Et voilà que la rédaction le recale. Mais que veulent-ils, à la fin, ces journalistes ? On sauve leur journal du dépôt de bilan. On assure les salaires. On leur trouve un directeur, auquel personne n’a rien à reprocher. Et ils font les délicats.

Blague à part, cette épreuve de force entre rédaction et actionnaires est décisive, s'agissant de l'indépendance future du journal. Depuis sa prise de contrôle par les trois hommes d'affaires, les escarmouches n'ont pas manqué, notamment avec l'un des trois, Pierre Bergé, lequel ne se prive jamais de faire savoir sur Twitter tout le mal qu'il pense de tel ou tel article, ou du recrutement de tel ou tel collaborateur. Lors de la récente affaire SwissLeaks, le Monde ayant publié les noms de quelques détenteurs ou anciens détenteurs de comptes HSBC, ces piques se sont transformées en attaque en règle.

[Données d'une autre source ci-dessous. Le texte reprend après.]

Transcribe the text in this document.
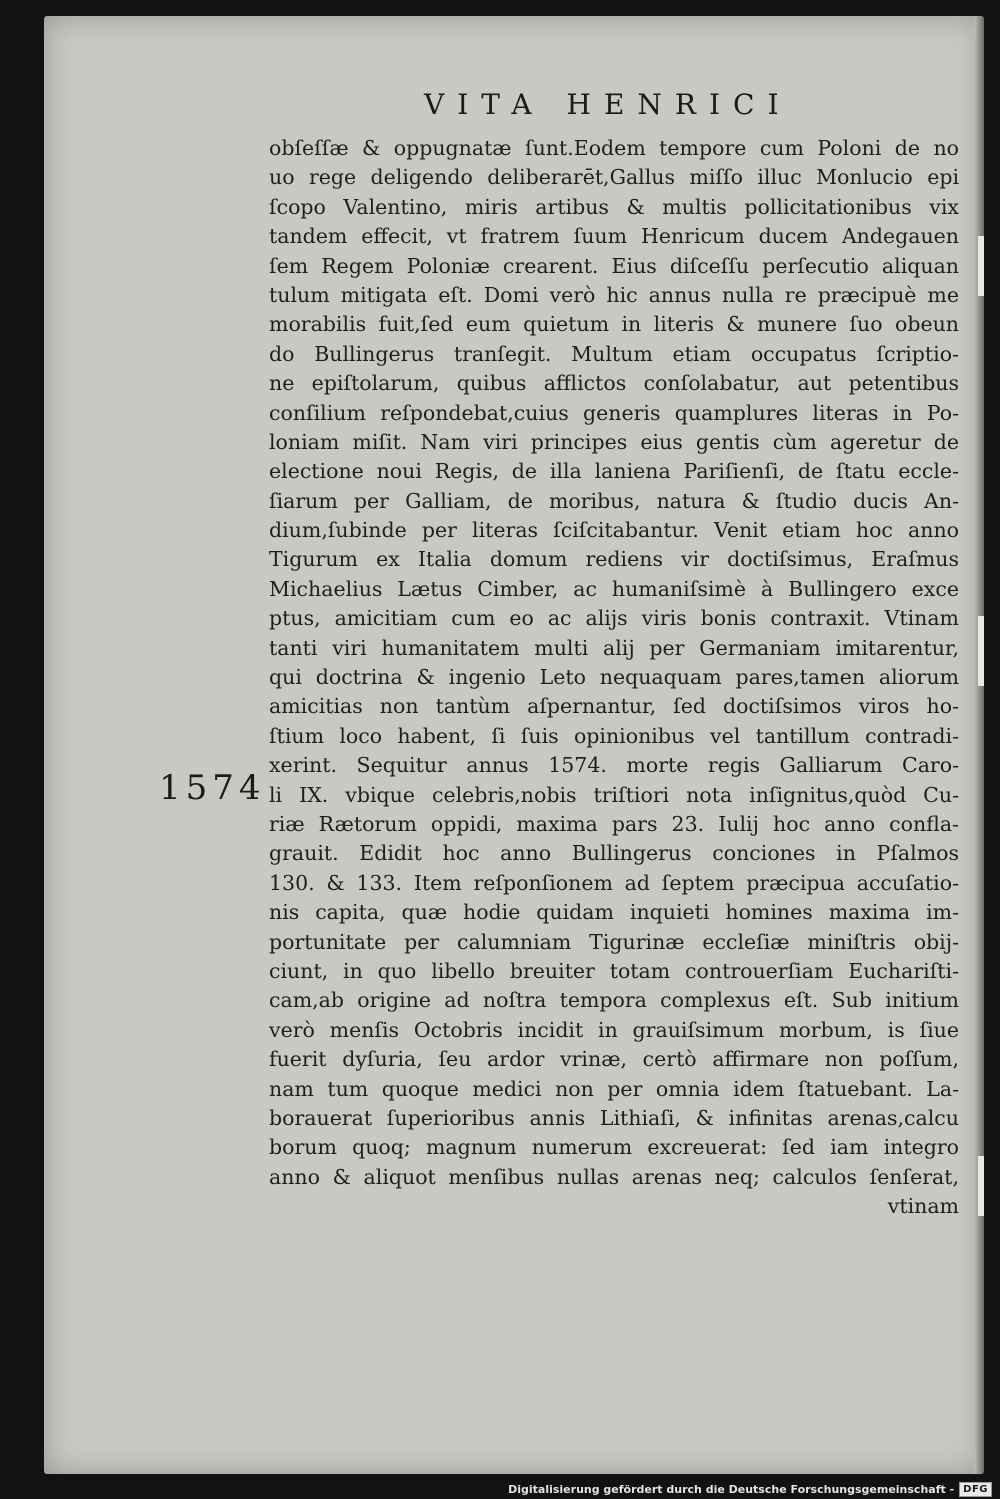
VITA HENRICI
1574
obſeſſæ & oppugnatæ ſunt.Eodem tempore cum Poloni de no
uo rege deligendo deliberarēt,Gallus miſſo illuc Monlucio epi
ſcopo Valentino, miris artibus & multis pollicitationibus vix
tandem effecit, vt fratrem ſuum Henricum ducem Andegauen
ſem Regem Poloniæ crearent. Eius diſceſſu perſecutio aliquan
tulum mitigata eſt. Domi verò hic annus nulla re præcipuè me
morabilis fuit,ſed eum quietum in literis & munere ſuo obeun
do Bullingerus tranſegit. Multum etiam occupatus ſcriptio-
ne epiſtolarum, quibus afflictos conſolabatur, aut petentibus
conſilium reſpondebat,cuius generis quamplures literas in Po-
loniam miſit. Nam viri principes eius gentis cùm ageretur de
electione noui Regis, de illa laniena Pariſienſi, de ſtatu eccle-
ſiarum per Galliam, de moribus, natura & ſtudio ducis An-
dium,ſubinde per literas ſciſcitabantur. Venit etiam hoc anno
Tigurum ex Italia domum rediens vir doctiſsimus, Eraſmus
Michaelius Lætus Cimber, ac humaniſsimè à Bullingero exce
ptus, amicitiam cum eo ac alijs viris bonis contraxit. Vtinam
tanti viri humanitatem multi alij per Germaniam imitarentur,
qui doctrina & ingenio Leto nequaquam pares,tamen aliorum
amicitias non tantùm aſpernantur, ſed doctiſsimos viros ho-
ſtium loco habent, ſi ſuis opinionibus vel tantillum contradi-
xerint. Sequitur annus 1574. morte regis Galliarum Caro-
li IX. vbique celebris,nobis triſtiori nota inſignitus,quòd Cu-
riæ Rætorum oppidi, maxima pars 23. Iulij hoc anno confla-
grauit. Edidit hoc anno Bullingerus conciones in Pſalmos
130. & 133. Item reſponſionem ad ſeptem præcipua accuſatio-
nis capita, quæ hodie quidam inquieti homines maxima im-
portunitate per calumniam Tigurinæ eccleſiæ miniſtris obij-
ciunt, in quo libello breuiter totam controuerſiam Euchariſti-
cam,ab origine ad noſtra tempora complexus eſt. Sub initium
verò menſis Octobris incidit in grauiſsimum morbum, is ſiue
fuerit dyſuria, ſeu ardor vrinæ, certò affirmare non poſſum,
nam tum quoque medici non per omnia idem ſtatuebant. La-
borauerat ſuperioribus annis Lithiaſi, & infinitas arenas,calcu
borum quoq; magnum numerum excreuerat: ſed iam integro
anno & aliquot menſibus nullas arenas neq; calculos ſenſerat,
vtinam
Digitalisierung gefördert durch die Deutsche Forschungsgemeinschaft - DFG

«Pour moi, c'est du populisme, c'est flatter les pires instincts, a lancé Bergé sur RTL. Ce n'est pas ça que devrait être journal, en tout cas un journal comme le Monde. Et ce n'est pas pour ça que je suis venu au secours du Monde, que j'ai permis aux journalistes du Monde d'acquérir leur indépendance. La délation, c'est la délation. Jeter en pâture des noms, c'est jeter en pâture des noms.» De son côté, Matthieu Pigasse parlait de «maccarthysme fiscal».

Ces attaques ne sont pas restées sans réponse. Les journalistes du Monde les plus hardis ont répliqué sur Twitter, en exprimant de plus en plus ouvertement l'énervement symétrique que suscitent chez eux les énervements de l'actionnaire octogénaire.

Directeur intérimaire sortant, Gilles Van Kote a rétorqué à Bergé que «ce sont des décisions qui sont d'ordre éditorial, et du ressort de la direction du journal», manquant sans doute là l'occasion d'être prolongé dans son poste.

Interrogé sur les plateaux de télé où il se multiplie, Xavier Niel, avec son bon sourire de geek néo baba cool, s'est efforcé de couvrir son associé : oui, Bergé s'énerve, c'est de son âge. Mais les journalistes du Monde n'écrivent-ils pas ce qu'ils veulent ?

On aurait pu imaginer que se prolonge, pour le bénéfice de tout le monde, cet affrontement à ciel ouvert, qui n’est finalement pas le plus malsain des modes de cohabitation. Mais l’âpreté de la bataille pour la nomination du directeur montre que les actionnaires ne s’en satisfont pas.

Contrairement au fantasme habituel, le poids de l’actionnaire sur un média qu’il contrôle s’exprime rarement par des pressions quotidiennes sur tel ou tel article, pressions immanquablement vouées à l’échec. Le poids de l’actionnaire s’exprime par le choix décisif des dirigeant(e)s chargé(e)s de faire tampon entre la rédaction et eux.

Qu’est ce qu’un dirigeant de média ? La résultante d’une multitude de facteurs : son origine sociale, sa biographie, ses convictions, ses aptitudes professionnelles, et…les conditions de sa nomination. A qui il la doit, dans quelles conditions elle s’est exercée, dans quelles conditions s’exercera un éventuel renouvellement, etc.

Si Jérôme Fenoglio avait été élu, quels que soient ses mérites, ses capacités, son talent, sa force de caractère, il aurait été dans la main des actionnaires, à qui il aurait été redevable de sa nomination, et plus encore dans les conditions de la semaine dernière, après qu’ils auraient insolemment forcé la main à la rédaction.

Et il semble l'avoir compris qui, au moment où cette chronique est rédigée, assurait «qu'il ne sera pas le directeur issu d'un coup de force des actionnaires». Le match se poursuit.